Mesa Verde Administrative District is a set of six National Park Service buildings within Mesa Verde National Park, constructed between 1921 and 1927 in the Pueblo Revival style. Located on Chapin Mesa, these were the structures built by the Park Service to use culturally relevant architectural traditions in park architecture. The buildings were declared a National Historic Landmark District in 1987.

==History==
Mesa Verde National Park was founded in 1906 to preserve a series of spectacular Ancestral Puebloan ruins and archaeological sites in southwestern Colorado. The National Park Service was founded in 1916 to manage the nation's growing inventory of national parks. It did not begin significant oversight of Mesa Verde until 1921, when archaeologist Jesse Nussbaum took over its administration. During his tenure (which lasted until 1931), the buildings described below were built on Chapin Mesa to support the administration of the park.
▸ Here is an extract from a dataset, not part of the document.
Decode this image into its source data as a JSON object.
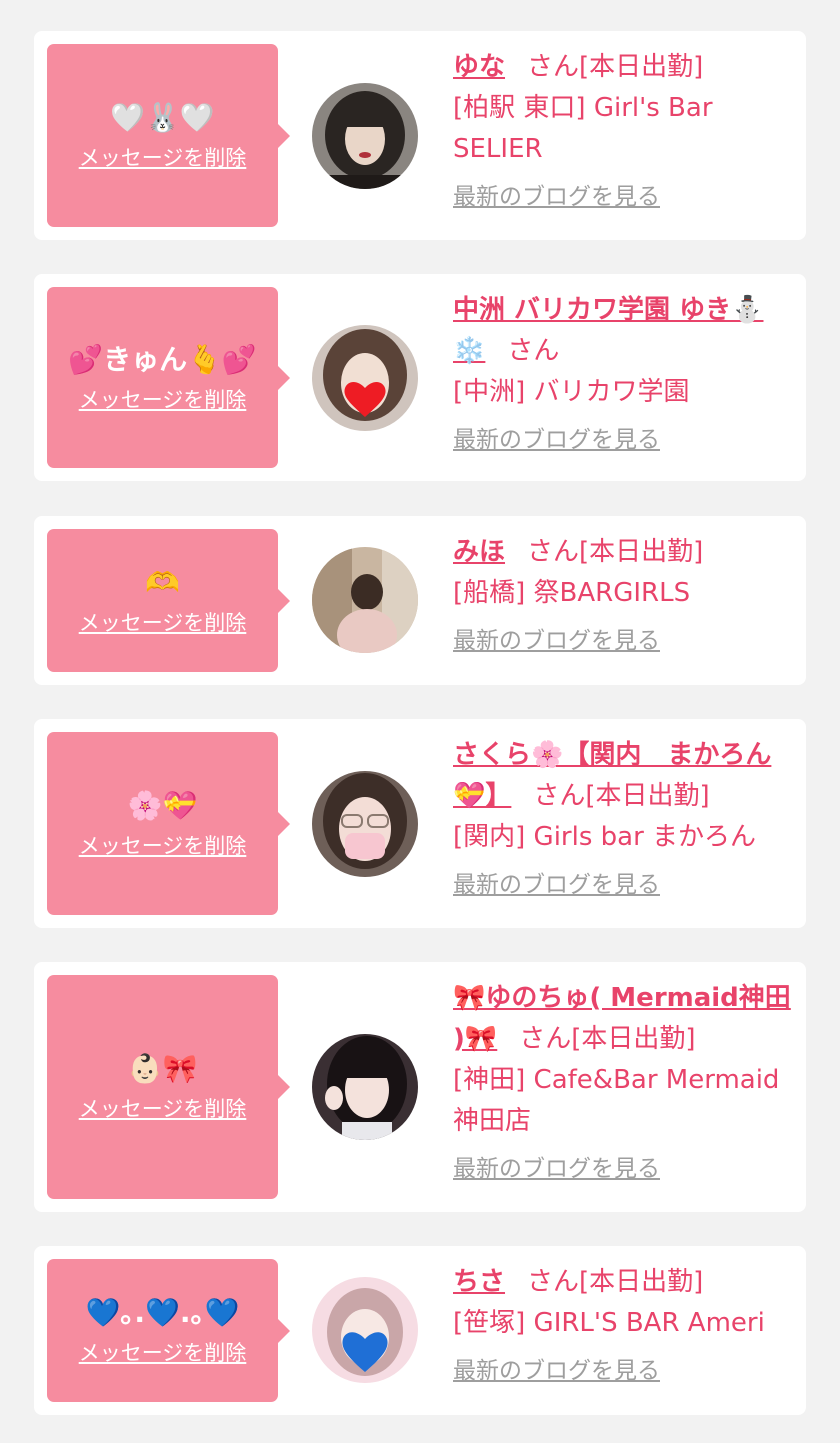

The buildings share a common architectural vocabulary, which includes the use of sandstone, some of which was taken from some of the park's prehistoric structures. The walls typically have a battered exterior, and are covered by a roof supported by vigas. Woodwork in the buildings is worked to appear as if it had been fashioned using pioneer tools, and the interior walls are plastered.

The landmark buildings include:
- National Park Headquarters, 1923
- Chapin Mesa Museum, 1923–24
- Post Office, 1923
- Ranger Dormitory, 1925
- Superintendents Residence, 1921
- Community Building, 1927

Most of these buildings have undergone subsequent alteration and expansion, as the needs of the park administration have grown and changed. The buildings are clustered in a roughly 3 acre area on Chapin Mesa.